< Jesaja 17 >

1 De godsspraak over Damascus en Samaria: Zie, Damascus wordt uit de rij der steden gevaagd, En Samaria zal enkel puinhopen worden;
Profecía que vino como una carga sobre Damasco: Ciertamente Damasco dejará de ser ciudad y será un montón de ruinas.
2 Hun steden worden voor eeuwig verlaten, En zijn voor de kudden bestemd, Die er ongestoord zullen liggen.
Las ciudades de Aroer están abandonadas. Serán para que se echen los rebaños sin que alguien los espante.
3 In Efraïm zal geen vesting meer zijn, Geen koningschap meer in Damascus; Met Arams resten zal het gaan Als met de glorie van Israëls zonen: Is de godsspraak van Jahweh der heirscharen!
La fortaleza de Efraín, la soberanía de Damasco y el resto de Siria dejará de existir. Serán como el resplandor de los hijos de Israel, dice Yavé de las huestes.
4 En het zal gebeuren op die dag, Dat de glorie van Jakob zal tanen, Het vet van zijn lichaam zal slinken.
En aquel tiempo menguará el resplandor de Jacob y enflaquecerá la gordura de su carne.
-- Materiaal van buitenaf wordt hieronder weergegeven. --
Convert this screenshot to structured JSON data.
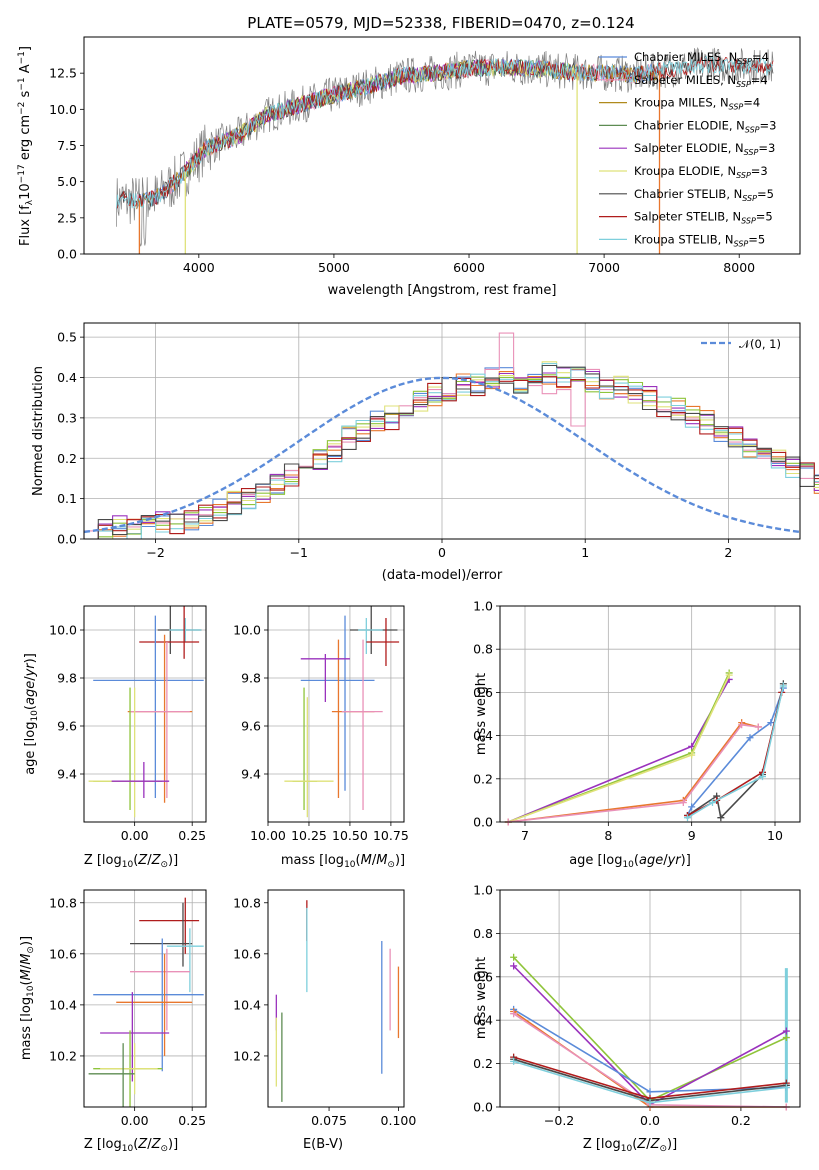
{
  "palette": {
    "Chabrier MILES": "#5b8bd9",
    "Salpeter MILES": "#e991b8",
    "Kroupa MILES": "#b08a1c",
    "Chabrier ELODIE": "#5e8c52",
    "Salpeter ELODIE": "#9a32bd",
    "Kroupa ELODIE": "#dfe27a",
    "Chabrier STELIB": "#4a4a4a",
    "Salpeter STELIB": "#b01c1c",
    "Kroupa STELIB": "#7ecfdc",
    "Orange": "#e8772e",
    "Lime": "#8fc43a",
    "Gauss": "#5b8bd9"
  },
  "chart_data": [
    {
      "id": "spectrum",
      "type": "line",
      "title": "PLATE=0579, MJD=52338, FIBERID=0470, z=0.124",
      "xlabel": "wavelength [Angstrom, rest frame]",
      "ylabel": "Flux [f_λ10^-17 erg cm^-2 s^-1 A^-1]",
      "xlim": [
        3150,
        8450
      ],
      "ylim": [
        0,
        15
      ],
      "xticks": [
        4000,
        5000,
        6000,
        7000,
        8000
      ],
      "yticks": [
        0.0,
        2.5,
        5.0,
        7.5,
        10.0,
        12.5
      ],
      "grid": false,
      "legend_position": "right",
      "legend": [
        "Chabrier MILES, N_SSP=4",
        "Salpeter MILES, N_SSP=4",
        "Kroupa MILES, N_SSP=4",
        "Chabrier ELODIE, N_SSP=3",
        "Salpeter ELODIE, N_SSP=3",
        "Kroupa ELODIE, N_SSP=3",
        "Chabrier STELIB, N_SSP=5",
        "Salpeter STELIB, N_SSP=5",
        "Kroupa STELIB, N_SSP=5"
      ],
      "continuum": [
        [
          3390,
          3.7
        ],
        [
          3600,
          3.7
        ],
        [
          3700,
          4.0
        ],
        [
          3850,
          5.2
        ],
        [
          3950,
          6.2
        ],
        [
          4050,
          7.3
        ],
        [
          4300,
          8.2
        ],
        [
          4500,
          9.6
        ],
        [
          4750,
          10.3
        ],
        [
          5000,
          11.0
        ],
        [
          5250,
          11.6
        ],
        [
          5500,
          12.3
        ],
        [
          5750,
          12.5
        ],
        [
          6000,
          12.8
        ],
        [
          6250,
          12.9
        ],
        [
          6500,
          12.8
        ],
        [
          6750,
          12.6
        ],
        [
          7000,
          12.5
        ],
        [
          7250,
          12.4
        ],
        [
          7500,
          12.8
        ],
        [
          7750,
          13.1
        ],
        [
          8000,
          13.0
        ],
        [
          8250,
          12.9
        ]
      ]
    },
    {
      "id": "residuals",
      "type": "histogram",
      "xlabel": "(data-model)/error",
      "ylabel": "Normed distribution",
      "xlim": [
        -2.5,
        2.5
      ],
      "ylim": [
        0,
        0.535
      ],
      "xticks": [
        -2,
        -1,
        0,
        1,
        2
      ],
      "yticks": [
        0.0,
        0.1,
        0.2,
        0.3,
        0.4,
        0.5
      ],
      "grid": true,
      "legend_position": "top-right",
      "legend": [
        "𝒩(0, 1)"
      ],
      "bin_width": 0.1,
      "bin_start": -2.5,
      "series": [
        {
          "name": "Chabrier MILES",
          "values": [
            0.02,
            0.02,
            0.03,
            0.03,
            0.03,
            0.04,
            0.04,
            0.05,
            0.06,
            0.07,
            0.09,
            0.1,
            0.12,
            0.14,
            0.16,
            0.18,
            0.2,
            0.22,
            0.25,
            0.27,
            0.29,
            0.3,
            0.32,
            0.34,
            0.36,
            0.37,
            0.38,
            0.38,
            0.4,
            0.41,
            0.39,
            0.4,
            0.41,
            0.4,
            0.4,
            0.39,
            0.37,
            0.38,
            0.36,
            0.35,
            0.33,
            0.32,
            0.3,
            0.29,
            0.26,
            0.25,
            0.23,
            0.21,
            0.19,
            0.18,
            0.16,
            0.14,
            0.13,
            0.11,
            0.1,
            0.08,
            0.07,
            0.06,
            0.05,
            0.04,
            0.04,
            0.03,
            0.02,
            0.02,
            0.02,
            0.01,
            0.01,
            0.01,
            0.01,
            0.01
          ]
        },
        {
          "name": "Salpeter MILES",
          "values": [
            0.02,
            0.02,
            0.03,
            0.03,
            0.04,
            0.04,
            0.05,
            0.05,
            0.06,
            0.08,
            0.09,
            0.11,
            0.12,
            0.15,
            0.17,
            0.18,
            0.21,
            0.23,
            0.24,
            0.27,
            0.3,
            0.31,
            0.33,
            0.35,
            0.37,
            0.36,
            0.38,
            0.39,
            0.42,
            0.51,
            0.4,
            0.38,
            0.36,
            0.37,
            0.28,
            0.42,
            0.37,
            0.36,
            0.36,
            0.34,
            0.32,
            0.31,
            0.3,
            0.28,
            0.27,
            0.24,
            0.22,
            0.2,
            0.19,
            0.18,
            0.15,
            0.14,
            0.12,
            0.11,
            0.09,
            0.08,
            0.07,
            0.06,
            0.05,
            0.04,
            0.03,
            0.03,
            0.02,
            0.02,
            0.02,
            0.01,
            0.01,
            0.01,
            0.01,
            0.01
          ]
        }
      ],
      "gaussian": {
        "mean": 0,
        "sigma": 1
      }
    },
    {
      "id": "Z-age",
      "type": "errorbar",
      "xlabel": "Z [log10(Z/Z⊙)]",
      "ylabel": "age [log10(age/yr)]",
      "xlim": [
        -0.22,
        0.31
      ],
      "ylim": [
        9.2,
        10.1
      ],
      "xticks": [
        0.0,
        0.25
      ],
      "yticks": [
        9.4,
        9.6,
        9.8,
        10.0
      ],
      "grid": true
    },
    {
      "id": "mass-age",
      "type": "errorbar",
      "xlabel": "mass [log10(M/M⊙)]",
      "xlim": [
        10.0,
        10.83
      ],
      "ylim": [
        9.2,
        10.1
      ],
      "xticks": [
        10.0,
        10.25,
        10.5,
        10.75
      ],
      "yticks": [
        9.4,
        9.6,
        9.8,
        10.0
      ],
      "grid": true
    },
    {
      "id": "age-weight",
      "type": "line",
      "xlabel": "age [log10(age/yr)]",
      "ylabel": "mass weight",
      "xlim": [
        6.7,
        10.3
      ],
      "ylim": [
        0,
        1.0
      ],
      "xticks": [
        7,
        8,
        9,
        10
      ],
      "yticks": [
        0.0,
        0.2,
        0.4,
        0.6,
        0.8,
        1.0
      ],
      "grid": true
    },
    {
      "id": "Z-mass",
      "type": "errorbar",
      "xlabel": "Z [log10(Z/Z⊙)]",
      "ylabel": "mass [log10(M/M⊙)]",
      "xlim": [
        -0.22,
        0.31
      ],
      "ylim": [
        10.0,
        10.85
      ],
      "xticks": [
        0.0,
        0.25
      ],
      "yticks": [
        10.2,
        10.4,
        10.6,
        10.8
      ],
      "grid": true
    },
    {
      "id": "ebv-mass",
      "type": "errorbar",
      "xlabel": "E(B-V)",
      "xlim": [
        0.053,
        0.102
      ],
      "ylim": [
        10.0,
        10.85
      ],
      "xticks": [
        0.075,
        0.1
      ],
      "yticks": [
        10.2,
        10.4,
        10.6,
        10.8
      ],
      "grid": false
    },
    {
      "id": "Z-weight",
      "type": "line",
      "xlabel": "Z [log10(Z/Z⊙)]",
      "ylabel": "mass weight",
      "xlim": [
        -0.33,
        0.33
      ],
      "ylim": [
        0,
        1.0
      ],
      "xticks": [
        -0.2,
        0.0,
        0.2
      ],
      "yticks": [
        0.0,
        0.2,
        0.4,
        0.6,
        0.8,
        1.0
      ],
      "grid": true
    }
  ],
  "errorbars": {
    "Z-age": [
      {
        "c": "#4a4a4a",
        "x": 0.155,
        "xe": [
          0.1,
          0.29
        ],
        "y": 10.0,
        "ye": [
          9.9,
          10.1
        ]
      },
      {
        "c": "#7ecfdc",
        "x": 0.22,
        "xe": [
          0.15,
          0.29
        ],
        "y": 10.0,
        "ye": [
          9.95,
          10.05
        ]
      },
      {
        "c": "#b01c1c",
        "x": 0.215,
        "xe": [
          0.02,
          0.28
        ],
        "y": 9.95,
        "ye": [
          9.88,
          10.1
        ]
      },
      {
        "c": "#5b8bd9",
        "x": 0.09,
        "xe": [
          -0.18,
          0.3
        ],
        "y": 9.79,
        "ye": [
          9.3,
          10.06
        ]
      },
      {
        "c": "#e8772e",
        "x": 0.13,
        "xe": [
          -0.03,
          0.25
        ],
        "y": 9.66,
        "ye": [
          9.28,
          9.98
        ]
      },
      {
        "c": "#e991b8",
        "x": 0.14,
        "xe": [
          -0.02,
          0.24
        ],
        "y": 9.66,
        "ye": [
          9.3,
          9.95
        ]
      },
      {
        "c": "#8fc43a",
        "x": -0.02,
        "xe": [
          -0.18,
          0.12
        ],
        "y": 9.37,
        "ye": [
          9.25,
          9.76
        ]
      },
      {
        "c": "#dfe27a",
        "x": 0.0,
        "xe": [
          -0.2,
          0.1
        ],
        "y": 9.37,
        "ye": [
          9.22,
          9.76
        ]
      },
      {
        "c": "#9a32bd",
        "x": 0.04,
        "xe": [
          -0.1,
          0.15
        ],
        "y": 9.37,
        "ye": [
          9.3,
          9.45
        ]
      }
    ],
    "mass-age": [
      {
        "c": "#4a4a4a",
        "x": 10.63,
        "xe": [
          10.5,
          10.79
        ],
        "y": 10.0,
        "ye": [
          9.9,
          10.1
        ]
      },
      {
        "c": "#7ecfdc",
        "x": 10.6,
        "xe": [
          10.55,
          10.7
        ],
        "y": 10.0,
        "ye": [
          9.9,
          10.05
        ]
      },
      {
        "c": "#b01c1c",
        "x": 10.72,
        "xe": [
          10.6,
          10.8
        ],
        "y": 9.95,
        "ye": [
          9.85,
          10.05
        ]
      },
      {
        "c": "#5b8bd9",
        "x": 10.47,
        "xe": [
          10.2,
          10.65
        ],
        "y": 9.79,
        "ye": [
          9.33,
          10.06
        ]
      },
      {
        "c": "#e8772e",
        "x": 10.43,
        "xe": [
          10.39,
          10.65
        ],
        "y": 9.66,
        "ye": [
          9.3,
          9.96
        ]
      },
      {
        "c": "#e991b8",
        "x": 10.58,
        "xe": [
          10.45,
          10.7
        ],
        "y": 9.66,
        "ye": [
          9.25,
          9.96
        ]
      },
      {
        "c": "#9a32bd",
        "x": 10.35,
        "xe": [
          10.2,
          10.5
        ],
        "y": 9.88,
        "ye": [
          9.7,
          9.9
        ]
      },
      {
        "c": "#8fc43a",
        "x": 10.22,
        "xe": [
          10.15,
          10.3
        ],
        "y": 9.37,
        "ye": [
          9.25,
          9.76
        ]
      },
      {
        "c": "#dfe27a",
        "x": 10.24,
        "xe": [
          10.1,
          10.4
        ],
        "y": 9.37,
        "ye": [
          9.22,
          9.72
        ]
      }
    ],
    "Z-mass": [
      {
        "c": "#b01c1c",
        "x": 0.22,
        "xe": [
          0.02,
          0.28
        ],
        "y": 10.73,
        "ye": [
          10.6,
          10.82
        ]
      },
      {
        "c": "#4a4a4a",
        "x": 0.21,
        "xe": [
          -0.02,
          0.25
        ],
        "y": 10.64,
        "ye": [
          10.55,
          10.8
        ]
      },
      {
        "c": "#7ecfdc",
        "x": 0.24,
        "xe": [
          0.14,
          0.3
        ],
        "y": 10.63,
        "ye": [
          10.45,
          10.7
        ]
      },
      {
        "c": "#e991b8",
        "x": 0.14,
        "xe": [
          -0.02,
          0.24
        ],
        "y": 10.53,
        "ye": [
          10.3,
          10.62
        ]
      },
      {
        "c": "#5b8bd9",
        "x": 0.12,
        "xe": [
          -0.18,
          0.3
        ],
        "y": 10.44,
        "ye": [
          10.14,
          10.66
        ]
      },
      {
        "c": "#e8772e",
        "x": 0.13,
        "xe": [
          -0.08,
          0.25
        ],
        "y": 10.41,
        "ye": [
          10.2,
          10.6
        ]
      },
      {
        "c": "#9a32bd",
        "x": -0.01,
        "xe": [
          -0.15,
          0.15
        ],
        "y": 10.29,
        "ye": [
          10.1,
          10.45
        ]
      },
      {
        "c": "#8fc43a",
        "x": -0.02,
        "xe": [
          -0.18,
          0.12
        ],
        "y": 10.15,
        "ye": [
          10.0,
          10.3
        ]
      },
      {
        "c": "#dfe27a",
        "x": 0.0,
        "xe": [
          -0.15,
          0.1
        ],
        "y": 10.15,
        "ye": [
          10.05,
          10.25
        ]
      },
      {
        "c": "#5e8c52",
        "x": -0.05,
        "xe": [
          -0.2,
          0.0
        ],
        "y": 10.13,
        "ye": [
          10.0,
          10.25
        ]
      }
    ],
    "ebv-mass": [
      {
        "c": "#b01c1c",
        "x": 0.067,
        "y": 10.73,
        "ye": [
          10.65,
          10.81
        ]
      },
      {
        "c": "#7ecfdc",
        "x": 0.067,
        "y": 10.6,
        "ye": [
          10.45,
          10.78
        ]
      },
      {
        "c": "#5b8bd9",
        "x": 0.094,
        "y": 10.4,
        "ye": [
          10.13,
          10.65
        ]
      },
      {
        "c": "#e991b8",
        "x": 0.097,
        "y": 10.47,
        "ye": [
          10.3,
          10.62
        ]
      },
      {
        "c": "#e8772e",
        "x": 0.1,
        "y": 10.41,
        "ye": [
          10.27,
          10.55
        ]
      },
      {
        "c": "#9a32bd",
        "x": 0.056,
        "y": 10.35,
        "ye": [
          10.3,
          10.44
        ]
      },
      {
        "c": "#dfe27a",
        "x": 0.056,
        "y": 10.2,
        "ye": [
          10.08,
          10.35
        ]
      },
      {
        "c": "#5e8c52",
        "x": 0.058,
        "y": 10.2,
        "ye": [
          10.02,
          10.37
        ]
      }
    ]
  },
  "weight_lines": {
    "age-weight": [
      {
        "c": "#9a32bd",
        "pts": [
          [
            6.8,
            0.0
          ],
          [
            9.0,
            0.35
          ],
          [
            9.45,
            0.66
          ]
        ]
      },
      {
        "c": "#8fc43a",
        "pts": [
          [
            6.8,
            0.0
          ],
          [
            9.0,
            0.32
          ],
          [
            9.45,
            0.69
          ]
        ]
      },
      {
        "c": "#dfe27a",
        "pts": [
          [
            6.8,
            0.0
          ],
          [
            9.0,
            0.31
          ],
          [
            9.45,
            0.68
          ]
        ]
      },
      {
        "c": "#e8772e",
        "pts": [
          [
            6.8,
            0.0
          ],
          [
            8.9,
            0.1
          ],
          [
            9.6,
            0.46
          ],
          [
            9.8,
            0.44
          ]
        ]
      },
      {
        "c": "#e991b8",
        "pts": [
          [
            6.8,
            0.0
          ],
          [
            8.9,
            0.09
          ],
          [
            9.6,
            0.45
          ],
          [
            9.8,
            0.44
          ]
        ]
      },
      {
        "c": "#5b8bd9",
        "pts": [
          [
            8.95,
            0.03
          ],
          [
            9.0,
            0.07
          ],
          [
            9.7,
            0.39
          ],
          [
            9.95,
            0.46
          ],
          [
            10.1,
            0.62
          ]
        ]
      },
      {
        "c": "#4a4a4a",
        "pts": [
          [
            8.95,
            0.03
          ],
          [
            9.3,
            0.12
          ],
          [
            9.35,
            0.02
          ],
          [
            9.85,
            0.22
          ],
          [
            10.1,
            0.64
          ]
        ]
      },
      {
        "c": "#b01c1c",
        "pts": [
          [
            8.95,
            0.03
          ],
          [
            9.3,
            0.1
          ],
          [
            9.85,
            0.23
          ],
          [
            10.08,
            0.6
          ]
        ]
      },
      {
        "c": "#7ecfdc",
        "pts": [
          [
            8.95,
            0.02
          ],
          [
            9.25,
            0.09
          ],
          [
            9.85,
            0.21
          ],
          [
            10.1,
            0.63
          ]
        ]
      }
    ],
    "Z-weight": [
      {
        "c": "#8fc43a",
        "pts": [
          [
            -0.3,
            0.69
          ],
          [
            0.0,
            0.03
          ],
          [
            0.3,
            0.32
          ]
        ]
      },
      {
        "c": "#9a32bd",
        "pts": [
          [
            -0.3,
            0.65
          ],
          [
            0.0,
            0.01
          ],
          [
            0.3,
            0.35
          ]
        ]
      },
      {
        "c": "#5b8bd9",
        "pts": [
          [
            -0.3,
            0.45
          ],
          [
            0.0,
            0.07
          ],
          [
            0.3,
            0.09
          ]
        ]
      },
      {
        "c": "#e8772e",
        "pts": [
          [
            -0.3,
            0.44
          ],
          [
            0.0,
            0.0
          ],
          [
            0.3,
            0.0
          ]
        ]
      },
      {
        "c": "#e991b8",
        "pts": [
          [
            -0.3,
            0.43
          ],
          [
            0.0,
            0.01
          ],
          [
            0.3,
            0.0
          ]
        ]
      },
      {
        "c": "#b01c1c",
        "pts": [
          [
            -0.3,
            0.23
          ],
          [
            0.0,
            0.04
          ],
          [
            0.3,
            0.11
          ]
        ]
      },
      {
        "c": "#4a4a4a",
        "pts": [
          [
            -0.3,
            0.22
          ],
          [
            0.0,
            0.03
          ],
          [
            0.3,
            0.1
          ]
        ]
      },
      {
        "c": "#7ecfdc",
        "pts": [
          [
            -0.3,
            0.21
          ],
          [
            0.0,
            0.02
          ],
          [
            0.3,
            0.09
          ]
        ]
      }
    ],
    "Z-weight-vbar": {
      "x": 0.3,
      "range": [
        0.02,
        0.64
      ],
      "c": "#7ecfdc"
    }
  }
}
5 Het zal zijn, of een maaier de halmen grijpt, En zijn arm er de aren van afsnijdt; Of men aren leest in het Refaïm-dal,
Será como cuando el que cosecha recoge el trigo y su brazo recoge las espigas, como el que recoge espigas de grano en el valle de Rafaím.
6 Of een restje blijft hangen, als men olijven afslaat: Twee, drie olijven nog hoog in de top, Vier of vijf aan de takken der bomen: Is de godsspraak van Jahweh, Israëls God!
Y quedarán en él rebuscos, como cuando sacuden el olivo. Dos o tres olivas en la punta de la rama, cuatro o cinco en sus ramas más productivas, dice Yavé, el ʼElohim de Israel.
7 Op die dag zullen de mensen naar hun Schepper opzien, Met hun ogen staren naar Israëls Heilige;
Aquel día el hombre mirará a su Hacedor. Sus ojos contemplarán al Santo de Israel.
8 Niet meer omkijken naar de altaren, Het werk hunner handen; Niet omzien naar wat hun vingers hebben gemaakt, Naar heilige palen en zonnezuilen.
No mirará los altares que sus propias manos construyeron, ni mirará lo que hicieron sus dedos, ni los símbolos de Asera, ni las imágenes del sol.
9 Op die dag liggen uw steden verlaten, Als de ruïnen der Chiwwieten en Amorieten, Waaruit zij gevlucht zijn voor Israëls zonen, En die een woestenij zijn geworden.
Aquel día sus plazas fuertes serán como ruinas abandonadas ante los hijos de Israel y quedarán desoladas.
10 Want gij hebt vergeten den God van uw heil, Hebt niet gedacht aan de Rots van uw redding! In plaats daarvan hebt ge wellust-tuinen geplant, En uitheemse stekken gepoot.
Porque olvidaste al ʼElohim de tu salvación y no te acordaste de la Roca de tu refugio. Por tanto, aunque siembres plantas hermosas, e injertes vides importadas,
11 Wel groeiden ze reeds op de dag van het planten, Bloeiden al ‘s morgens, toen ze door u zijn gepoot: Maar weg is de oogst op de dag van het onheil, Een ongeneeslijke smart!
el día cuando las plantes, logres que germinen y que florezcan de mañana, no obstante la cosecha se malogrará el día funesto de dolor incurable.
12 Ha, het woelen van machtige volken, Die razen als het bruisen der zee; Het tieren der naties, Die bulderen als geweldige wateren!
¡Ay! ¡Multitud de muchos pueblos rugen como el mar! ¡Murmullo de naciones resuena como el de aguas impetuosas!
13 Maar al brullen de volken als machtige wateren: Hij dreigt ze, ver vluchten ze weg; Opgejaagd als het kaf in de wan voor de wind, Als wolken stof voor de storm.
Las naciones rugirán como el rugido de muchas aguas, pero Él las reprenderá y huirán lejos. Serán como cáscara de grano trillado arrebatada por el viento en la montaña y como remolino de polvo ante una tormenta.
14 Tegen de avond brengen ze schrik, Maar vóór de morgen zijn ze verdwenen: Dit is het deel van die ons plunderen, Het lot van die ons beroven.
Ciertamente al llegar la noche, ahí está el terror repentino, pero antes del amanecer ya no existen. Tal es el destino de los que nos despojan, lo que corresponde a los que nos saquean.